Wrong comparison.
Solar panels aren't about net generation of energy. Solar panels are about delivering energy where it is needed. Power grids consume a lot more energy than they eventually deliver to the load - starting with the carnot cycle losses: about three watts of heat "wasted" for every watt generated just from running a fuel-driven power plant, which is a heat engine. But you don't hear people complaining about efficiencies that don't beat 100%, do you?
The right comparison is between the building and instalation of the panel vs. stringing a power line (cutting down trees, mining ores, processing them into poles, wire, transformers, insulators, a power meter, and the load's fraction of a power plant, shipping them to the site, clearing the right-of-way, and driving workers to-and-from the site until the install is done) PLUS all the fuel burned to generate the grid power. Any bets on whether just melting the steel and copper for the pole transformer uses more energy than manufacturing a house's worth of panels?
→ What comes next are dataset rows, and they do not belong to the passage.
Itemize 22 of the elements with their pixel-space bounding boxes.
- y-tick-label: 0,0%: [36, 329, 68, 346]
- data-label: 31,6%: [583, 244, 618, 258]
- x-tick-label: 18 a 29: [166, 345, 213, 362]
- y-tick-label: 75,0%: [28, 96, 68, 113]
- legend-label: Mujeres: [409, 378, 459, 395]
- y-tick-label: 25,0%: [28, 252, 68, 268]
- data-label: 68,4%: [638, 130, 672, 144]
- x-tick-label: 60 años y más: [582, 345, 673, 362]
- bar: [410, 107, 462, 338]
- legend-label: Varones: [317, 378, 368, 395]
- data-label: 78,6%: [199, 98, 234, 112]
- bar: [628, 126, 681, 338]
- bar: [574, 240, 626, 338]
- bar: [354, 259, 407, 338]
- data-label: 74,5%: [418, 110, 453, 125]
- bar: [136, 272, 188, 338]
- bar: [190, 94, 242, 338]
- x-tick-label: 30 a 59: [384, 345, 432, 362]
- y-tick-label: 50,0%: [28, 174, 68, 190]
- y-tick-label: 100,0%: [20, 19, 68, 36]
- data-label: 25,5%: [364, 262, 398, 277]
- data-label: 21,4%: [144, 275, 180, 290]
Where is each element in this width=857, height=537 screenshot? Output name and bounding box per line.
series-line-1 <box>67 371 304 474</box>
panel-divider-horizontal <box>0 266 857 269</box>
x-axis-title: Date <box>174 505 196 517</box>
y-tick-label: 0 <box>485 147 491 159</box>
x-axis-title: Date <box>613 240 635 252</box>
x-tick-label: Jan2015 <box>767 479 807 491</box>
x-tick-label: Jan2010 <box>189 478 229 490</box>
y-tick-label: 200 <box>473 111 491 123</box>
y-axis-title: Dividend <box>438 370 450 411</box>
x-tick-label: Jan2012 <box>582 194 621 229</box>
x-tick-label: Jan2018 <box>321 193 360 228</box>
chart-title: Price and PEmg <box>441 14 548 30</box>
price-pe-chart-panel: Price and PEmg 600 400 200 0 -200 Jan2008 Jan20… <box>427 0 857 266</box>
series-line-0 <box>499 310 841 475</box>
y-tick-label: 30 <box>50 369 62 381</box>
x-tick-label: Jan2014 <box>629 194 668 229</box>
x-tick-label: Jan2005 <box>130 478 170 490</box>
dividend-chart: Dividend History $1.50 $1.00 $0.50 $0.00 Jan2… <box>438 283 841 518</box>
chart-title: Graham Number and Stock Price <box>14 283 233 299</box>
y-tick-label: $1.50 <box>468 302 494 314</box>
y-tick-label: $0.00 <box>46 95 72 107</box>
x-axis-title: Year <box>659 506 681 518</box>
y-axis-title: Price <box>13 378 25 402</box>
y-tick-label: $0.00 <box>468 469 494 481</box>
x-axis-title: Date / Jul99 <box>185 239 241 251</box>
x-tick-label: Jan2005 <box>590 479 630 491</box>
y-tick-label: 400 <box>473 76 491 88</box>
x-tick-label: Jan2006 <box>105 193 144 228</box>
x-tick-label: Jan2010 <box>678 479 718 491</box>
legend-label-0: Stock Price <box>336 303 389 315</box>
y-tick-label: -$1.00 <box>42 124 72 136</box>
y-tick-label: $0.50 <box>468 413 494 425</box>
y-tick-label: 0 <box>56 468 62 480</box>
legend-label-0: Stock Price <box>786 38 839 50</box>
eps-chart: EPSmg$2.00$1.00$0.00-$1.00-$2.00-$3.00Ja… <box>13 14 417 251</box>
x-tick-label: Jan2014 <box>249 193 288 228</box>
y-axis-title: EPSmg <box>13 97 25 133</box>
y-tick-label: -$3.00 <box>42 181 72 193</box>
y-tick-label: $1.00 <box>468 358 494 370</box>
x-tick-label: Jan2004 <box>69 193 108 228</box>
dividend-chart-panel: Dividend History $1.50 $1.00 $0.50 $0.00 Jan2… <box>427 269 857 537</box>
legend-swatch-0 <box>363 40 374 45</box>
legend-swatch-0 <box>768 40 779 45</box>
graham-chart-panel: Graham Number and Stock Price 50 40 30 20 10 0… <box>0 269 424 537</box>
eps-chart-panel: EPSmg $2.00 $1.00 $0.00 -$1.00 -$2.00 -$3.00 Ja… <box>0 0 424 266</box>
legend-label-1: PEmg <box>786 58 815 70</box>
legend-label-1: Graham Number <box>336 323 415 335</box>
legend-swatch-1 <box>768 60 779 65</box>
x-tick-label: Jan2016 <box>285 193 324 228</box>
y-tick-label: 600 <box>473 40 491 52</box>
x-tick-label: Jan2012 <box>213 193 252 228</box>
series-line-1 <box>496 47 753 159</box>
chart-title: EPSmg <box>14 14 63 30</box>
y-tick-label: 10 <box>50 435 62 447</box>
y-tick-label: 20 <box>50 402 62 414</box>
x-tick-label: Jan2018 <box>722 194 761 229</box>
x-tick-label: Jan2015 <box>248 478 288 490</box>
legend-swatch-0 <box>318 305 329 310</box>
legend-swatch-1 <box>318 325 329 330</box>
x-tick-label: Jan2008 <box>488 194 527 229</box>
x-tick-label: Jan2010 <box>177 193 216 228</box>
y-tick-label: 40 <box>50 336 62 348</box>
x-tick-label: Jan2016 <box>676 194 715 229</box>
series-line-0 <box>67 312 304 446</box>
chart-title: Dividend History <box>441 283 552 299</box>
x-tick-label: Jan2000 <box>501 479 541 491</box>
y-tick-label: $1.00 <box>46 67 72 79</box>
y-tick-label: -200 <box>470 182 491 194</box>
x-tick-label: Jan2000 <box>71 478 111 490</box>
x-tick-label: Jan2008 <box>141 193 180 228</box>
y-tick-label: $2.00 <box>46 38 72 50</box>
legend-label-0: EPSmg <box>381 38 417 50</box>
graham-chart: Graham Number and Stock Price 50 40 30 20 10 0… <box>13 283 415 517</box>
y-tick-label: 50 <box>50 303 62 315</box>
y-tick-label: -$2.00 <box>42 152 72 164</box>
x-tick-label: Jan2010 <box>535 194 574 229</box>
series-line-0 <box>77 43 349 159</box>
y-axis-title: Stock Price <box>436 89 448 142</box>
The right comparison is also not energy, but the COST of construction (which takes into account energy, other resources (such as land tied up in rights-of-way), pollution, lost opportunity, generation and transmission efficiency, and everything else of value to people). It also takes into account things like energy being used more efficiently in large plants than in small ones, near mines than far from them, and so on.
And of course you don't use expensive high-quality electrical energy, such as that produced by solar panels, to melt and refine the glass and metal used to make them. Using that for heating (the main energy use in manufacturing) is horribly inefficient. If you were going to solar-power such fabrication steps you'd use mirrors - just as you use fuel directly rather than wasting most of it to generate electrical power and using the power for heating. (Except for the final zone refining of silicon, of course, where control and avoidance of conatmination trumps generation inefficiencies.)
Having said that, I hear the claim of energy costs in excess of generation are from earlier generations of panels and that modern panels, over their lifetime, generate significantly more energy than it took to make them.